Il trucido e lo sbirro
Autres titres: Le cave sort de sa planque / Le clan des pourris / La mort en sursis / Le truand sort de sa planque / Le clan des calabrais
Réal: Umberto Lenzi
Année: 1976
Origine: Italie
Genre: Polizesco
Durée: 90mn
Acteurs: Tomas Milian, Claudio Cassinelli, Nicoletta Machiavelli, Robert Hundar, Henry Silva, Biagio Pelligra, Umberto Raho, Tano Cimarosa, Arturo Dominici, Luciano Rossi, Renato Mori, Dana Ghia, Valerio Colombaiono, Massimo Bonnetti, Corrado Solari, Susanna Melandri, Antonio Casale, Ernesto Colli, Rita Forzano, Mario Erpichini, Rosita Torosh, Salvatore Billa, Tom Felleghy, Giovanni Cianfriglia...

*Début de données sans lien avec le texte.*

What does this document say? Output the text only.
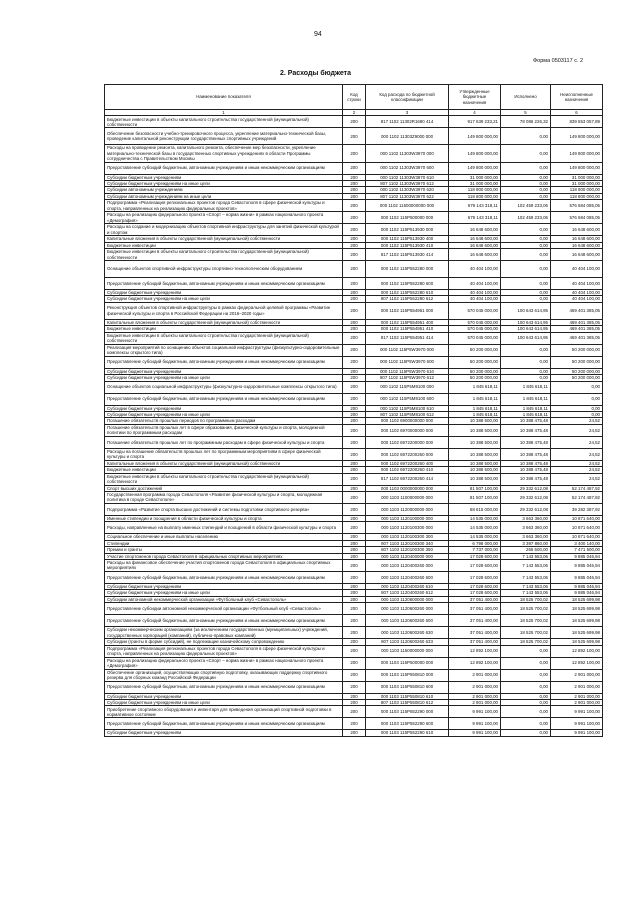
94
Форма 0503117 с. 2
2. Расходы бюджета
Наименование показателя	Код строки	Код расхода по бюджетной классификации	Утвержденные бюджетные назначения	Исполнено	Неисполненные назначения
1	2	3	4	5	6
Бюджетные инвестиции в объекты капитального строительства государственной (муниципальной) собственности	200	817 1102 11302R1680 414	917 639 233,21	78 086 226,32	839 553 057,89
Обеспечение безопасности учебно-тренировочного процесса, укрепление материально-технической базы, проведение капитальной реконструкции государственных спортивных учреждений	200	000 1102 11303Z9000 000	149 800 000,00	0,00	149 800 000,00
Расходы на проведение ремонта, капитального ремонта, обеспечение мер безопасности, укрепление материально-технической базы в государственных спортивных учреждениях в области Программы сотрудничества с Правительством Москвы	200	000 1102 11303W3970 000	149 800 000,00	0,00	149 800 000,00
Предоставление субсидий бюджетным, автономным учреждениям и иным некоммерческим организациям	200	000 1102 11303W3970 600	149 800 000,00	0,00	149 800 000,00
Субсидии бюджетным учреждениям	200	000 1102 11303W3970 610	31 000 000,00	0,00	31 000 000,00
Субсидии бюджетным учреждениям на иные цели	200	807 1102 11303W3970 612	31 000 000,00	0,00	31 000 000,00
Субсидии автономным учреждениям	200	000 1102 11303W3970 620	118 800 000,00	0,00	118 800 000,00
Субсидии автономным учреждениям на иные цели	200	807 1102 11303W3970 622	118 800 000,00	0,00	118 800 000,00
Подпрограмма «Реализация региональных проектов города Севастополя в сфере физической культуры и спорта, направленных на реализацию федеральных проектов»	200	000 1102 11500000000 000	679 143 318,11	102 459 233,06	576 684 085,05
Расходы на реализацию федерального проекта «Спорт – норма жизни» в рамках национального проекта «Демография»	200	000 1102 115P500000 000	679 143 318,11	102 459 233,06	576 684 085,05
Расходы на создание и модернизацию объектов спортивной инфраструктуры для занятий физической культурой и спортом	200	000 1102 115P513930 000	16 648 600,00	0,00	16 648 600,00
Капитальные вложения в объекты государственной (муниципальной) собственности	200	000 1102 115P513930 400	16 648 600,00	0,00	16 648 600,00
Бюджетные инвестиции	200	000 1102 115P513930 410	16 648 600,00	0,00	16 648 600,00
Бюджетные инвестиции в объекты капитального строительства государственной (муниципальной) собственности	200	817 1102 115P513930 414	16 648 600,00	0,00	16 648 600,00
Оснащение объектов спортивной инфраструктуры спортивно-технологическим оборудованием	200	000 1102 115P552280 000	40 404 100,00	0,00	40 404 100,00
Предоставление субсидий бюджетным, автономным учреждениям и иным некоммерческим организациям	200	000 1102 115P552280 600	40 404 100,00	0,00	40 404 100,00
Субсидии бюджетным учреждениям	200	000 1102 115P552280 610	40 404 100,00	0,00	40 404 100,00
Субсидии бюджетным учреждениям на иные цели	200	807 1102 115P552280 612	40 404 100,00	0,00	40 404 100,00
Реконструкция объектов спортивной инфраструктуры в рамках федеральной целевой программы «Развитие физической культуры и спорта в Российской Федерации на 2016–2020 годы»	200	000 1102 115P554951 000	570 045 000,00	100 643 614,95	469 401 385,05
Капитальные вложения в объекты государственной (муниципальной) собственности	200	000 1102 115P554951 400	570 045 000,00	100 643 614,95	469 401 385,05
Бюджетные инвестиции	200	000 1102 115P554951 410	570 045 000,00	100 643 614,95	469 401 385,05
Бюджетные инвестиции в объекты капитального строительства государственной (муниципальной) собственности	200	817 1102 115P554951 414	570 045 000,00	100 643 614,95	469 401 385,05
Реализация мероприятий по оснащению объектов социальной инфраструктуры (физкультурно-оздоровительные комплексы открытого типа)	200	000 1102 115P5W3970 000	50 200 000,00	0,00	50 200 000,00
Предоставление субсидий бюджетным, автономным учреждениям и иным некоммерческим организациям	200	000 1102 115P5W3970 600	50 200 000,00	0,00	50 200 000,00
Субсидии бюджетным учреждениям	200	000 1102 115P5W3970 610	50 200 000,00	0,00	50 200 000,00
Субсидии бюджетным учреждениям на иные цели	200	807 1102 115P5W3970 612	50 200 000,00	0,00	50 200 000,00
Оснащение объектов социальной инфраструктуры (физкультурно-оздоровительные комплексы открытого типа)	200	000 1102 115P5M8100 000	1 845 618,11	1 845 618,11	0,00
Предоставление субсидий бюджетным, автономным учреждениям и иным некоммерческим организациям	200	000 1102 115P5M8100 600	1 845 618,11	1 845 618,11	0,00
Субсидии бюджетным учреждениям	200	000 1102 115P5M8100 610	1 845 618,11	1 845 618,11	0,00
Субсидии бюджетным учреждениям на иные цели	200	807 1102 115P5M8100 612	1 845 618,11	1 845 618,11	0,00
Погашение обязательств прошлых периодов по программным расходам	200	000 1102 6900000000 000	10 388 500,00	10 388 475,48	24,52
Погашение обязательств прошлых лет в сфере образования, физической культуры и спорта, молодежной политики по программным расходам	200	000 1102 6970000000 000	10 388 500,00	10 388 475,48	24,52
Погашение обязательств прошлых лет по программным расходам в сфере физической культуры и спорта	200	000 1102 6972200000 000	10 388 500,00	10 388 475,48	24,52
Расходы на погашение обязательств прошлых лет по программным мероприятиям в сфере физической культуры и спорта	200	000 1102 6972200260 000	10 388 500,00	10 388 475,48	24,52
Капитальные вложения в объекты государственной (муниципальной) собственности	200	000 1102 6972200260 400	10 388 500,00	10 388 475,48	24,52
Бюджетные инвестиции	200	000 1102 6972200260 410	10 388 500,00	10 388 475,48	24,52
Бюджетные инвестиции в объекты капитального строительства государственной (муниципальной) собственности	200	817 1102 6972200260 414	10 388 500,00	10 388 475,48	24,52
Спорт высших достижений	200	000 1103 0000000000 000	81 507 100,00	29 332 612,08	52 174 487,92
Государственная программа города Севастополя «Развитие физической культуры и спорта, молодежная политика в городе Севастополе»	200	000 1103 1100000000 000	81 507 100,00	29 332 612,08	52 174 487,92
Подпрограмма «Развитие спорта высших достижений и системы подготовки спортивного резерва»	200	000 1103 1120000000 000	68 615 000,00	29 332 612,08	39 282 387,92
Именные стипендии и поощрения в области физической культуры и спорта	200	000 1103 1120100000 000	14 535 000,00	3 663 360,00	10 871 640,00
Расходы, направленные на выплату именных стипендий и поощрений в области физической культуры и спорта	200	000 1103 1120100300 000	14 535 000,00	3 663 360,00	10 871 640,00
Социальное обеспечение и иные выплаты населению	200	000 1103 1120100300 300	14 535 000,00	3 663 360,00	10 871 640,00
Стипендии	200	807 1103 1120100300 340	6 798 000,00	3 397 860,00	3 400 140,00
Премии и гранты	200	807 1103 1120100300 350	7 737 000,00	265 500,00	7 471 500,00
Участие спортсменов города Севастополя в официальных спортивных мероприятиях	200	000 1103 1120400000 000	17 028 600,00	7 143 553,06	9 885 046,94
Расходы на финансовое обеспечение участия спортсменов города Севастополя в официальных спортивных мероприятиях	200	000 1103 1120400260 000	17 028 600,00	7 143 553,06	9 885 046,94
Предоставление субсидий бюджетным, автономным учреждениям и иным некоммерческим организациям	200	000 1103 1120400260 600	17 028 600,00	7 143 553,06	9 885 046,94
Субсидии бюджетным учреждениям	200	000 1103 1120400260 610	17 028 600,00	7 143 553,06	9 885 046,94
Субсидии бюджетным учреждениям на иные цели	200	807 1103 1120400260 612	17 028 600,00	7 143 553,06	9 885 046,94
Субсидии автономной некоммерческой организации «Футбольный клуб «Севастополь»	200	000 1103 1120600000 000	37 051 400,00	18 525 700,02	18 525 699,98
Предоставление субсидии автономной некоммерческой организации «Футбольный клуб «Севастополь»	200	000 1103 1120600260 000	37 051 400,00	18 525 700,02	18 525 699,98
Предоставление субсидий бюджетным, автономным учреждениям и иным некоммерческим организациям	200	000 1103 1120600260 600	37 051 400,00	18 525 700,02	18 525 699,98
Субсидии некоммерческим организациям (за исключением государственных (муниципальных) учреждений, государственных корпораций (компаний), публично-правовых компаний)	200	000 1103 1120600260 630	37 051 400,00	18 525 700,02	18 525 699,98
Субсидии (гранты в форме субсидий), не подлежащие казначейскому сопровождению	200	807 1103 1120600260 633	37 051 400,00	18 525 700,02	18 525 699,98
Подпрограмма «Реализация региональных проектов города Севастополя в сфере физической культуры и спорта, направленных на реализацию федеральных проектов»	200	000 1103 1150000000 000	12 892 100,00	0,00	12 892 100,00
Расходы на реализацию федерального проекта «Спорт – норма жизни» в рамках национального проекта «Демография»	200	000 1103 115P500000 000	12 892 100,00	0,00	12 892 100,00
Обеспечение организаций, осуществляющих спортивную подготовку, оказывающих поддержку спортивного резерва для сборных команд Российской Федерации	200	000 1103 115P550810 000	2 901 000,00	0,00	2 901 000,00
Предоставление субсидий бюджетным, автономным учреждениям и иным некоммерческим организациям	200	000 1103 115P550810 600	2 901 000,00	0,00	2 901 000,00
Субсидии бюджетным учреждениям	200	000 1103 115P550810 610	2 901 000,00	0,00	2 901 000,00
Субсидии бюджетным учреждениям на иные цели	200	807 1103 115P550810 612	2 901 000,00	0,00	2 901 000,00
Приобретение спортивного оборудования и инвентаря для приведения организаций спортивной подготовки в нормативное состояние	200	000 1103 115P552290 000	9 991 100,00	0,00	9 991 100,00
Предоставление субсидий бюджетным, автономным учреждениям и иным некоммерческим организациям	200	000 1103 115P552290 600	9 991 100,00	0,00	9 991 100,00
Субсидии бюджетным учреждениям	200	000 1103 115P552290 610	9 991 100,00	0,00	9 991 100,00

Résumé: Afin de retrouver une fillette kidnappée l'inspecteur Sarti fait sortir de prison un petit voyou crasseux, Monezza, pour qu'il l'aide à la retrouver. Monezza a bien connu le chef de la bande qui a enlevée l'enfant, un certain Brescianelli. Avec l'aide de trois anciennes connaissances du petit truand ce dernier et Sarti vont tenter de repérer l'infâme malfrat ce qui risque d'être compliqué car celui ci a changé de visage et seule sa fiancée sait à quoi il ressemble désormais. Le temps est compté car la fillette est gravement malade...
Avant toute chose situons le film afin de mieux comprendre la place qu'il tient dans la filmographie de Tomas Milian. L'acteur avait tourné pour la première fois avec Umberto Lenzi en 1974 en incarnant un dangereux tueur mafieux dans La rançon de la peur / Milano odia: la polizia non puo sparare. Ils s'étaient retrouvés l'année suivante pour Bracelets de sang puis pour Brigade spéciale / Roma a mano armata, un film à retenir puisqu'il est le premier où Tomas incarnait le Bossu (Il gobbo), un des trois personnages à qui il allait donner vie la même année aux cotés de l'inspecteur Giraldi très inspiré de Serpico et de Monezza dit
Poubelle, un repris de justice au verbe haut, sans foi ni loi, crasseux, hirsute qui servira d'indic à la police. Il trucido et lo sbirro, quatrième rencontre entre Lenzi et Milian, est le premier film où Monezza apparait.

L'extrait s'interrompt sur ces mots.